Further, a review of the editorial (and in English) shows that while it is empathetic to the “Arab” cause within Israeli politics, it does not ultimately advance the radical (in liberal Zionist terms) “state for all its citizens” concept, which is the only serious solution that will ensure the survival of Israel as a democratic state. In other words, the editorial is good, but not good enough.
For example, it expresses regret that Israeli Palestinians (whom it continues to call “Arabs”) have increasingly abstained from voting in Israeli elections. It even calls such refusal understandable in the context of the failure of the State to address the needs of the Palestinian minority. But it doesn’t speak harshly enough of the oppression and disenfranchisement meted out to this minority by the Jewish majority. Though it notes nostalgically that Yitzhak Rabin was the last Israeli PM to campaign for votes from Palestinians and use them to create a ruling coalition, it doesn’t explicitly note that no Israeli governing coalition in the past twenty years was willing to include a Palestinian party in its ranks. The effect of which is to further marginalize and disempower Palestinian citizens.
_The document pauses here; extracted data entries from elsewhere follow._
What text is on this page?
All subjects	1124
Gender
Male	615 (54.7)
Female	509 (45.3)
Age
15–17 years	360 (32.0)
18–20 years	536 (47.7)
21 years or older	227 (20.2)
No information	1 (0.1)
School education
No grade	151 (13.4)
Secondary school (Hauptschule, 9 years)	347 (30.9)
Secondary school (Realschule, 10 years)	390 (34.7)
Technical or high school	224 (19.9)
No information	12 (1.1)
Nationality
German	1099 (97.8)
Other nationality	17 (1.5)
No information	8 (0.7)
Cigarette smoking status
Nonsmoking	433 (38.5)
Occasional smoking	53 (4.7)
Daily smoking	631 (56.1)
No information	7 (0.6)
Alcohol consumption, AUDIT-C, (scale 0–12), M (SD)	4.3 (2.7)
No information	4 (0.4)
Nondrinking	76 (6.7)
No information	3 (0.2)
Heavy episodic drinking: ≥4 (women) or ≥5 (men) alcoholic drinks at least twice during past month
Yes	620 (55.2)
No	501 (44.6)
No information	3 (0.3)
In other words, there is little or nothing to vote for. And this is true not just for Israeli Palestinians. I have long argued that Israeli electoral politics and political institutions like the Knesset are vaporous and meaningless. Power is wielded in backrooms and board rooms by a few cabinet ministers and tycoons. The rest need not bother. Military power is similarly exercised on the basis of consultation with a few ministers, generals and intelligence chiefs.
Certainly, a few institutions like the Supreme Court nibble around the edges and insulate society from some of the worst depredations. But these restraining forces are weak and largely ineffectual.
There’s also a delicious irony in this story, for me. A year ago Haaretz published an expose of Israeli museums and public entities that were required to use Arabic in their displays but neglected to do so. It named names of those who through laziness, negligence or outright disrespect thumbed their nose at the law and the Palestinian minority. I wrote to the reporter and suggested it was ironic that Haaretz itself never published anything in Arabic considering that it too was in effect a national institution (though not a publicly-owned or funded one).
My message found its way to Haaretz publisher, Amos Schocken who wrote a reply saying, in essence, I had a lot of nerve criticizing a publication that was hanging on in a very tough economic and competitive environment; a publication that had done more to make Israel aware of these problems than any other. How could I suggest that it publish an Arabic edition when it faced an increasingly difficult climate for the product it did publish? If it was so important to me I should find a financial backer interested in doing it. (This was meant sarcastically, not seriously).
I’m just grateful that somewhere along the line and somehow, Haaretz decided to broaden its reach and principles and to embrace the Palestinian minority and its language. It’s an important statement. Unfortunately, one lost on the majority of Israelis who are at best indifferent to the ethnic minority, at worst actively despise it. But an important one nonetheless.
I would urge the editors not to make this a one-shot deal. Show Arabic-speakers that Israeli Jewish media has a stake in the Palestinian community, that it can even speak its language. Show that Israel is a place that embraces ALL its citizens and ethnic groups whether they be Russian, Mizrahi, Ashkenazi or Palestinian.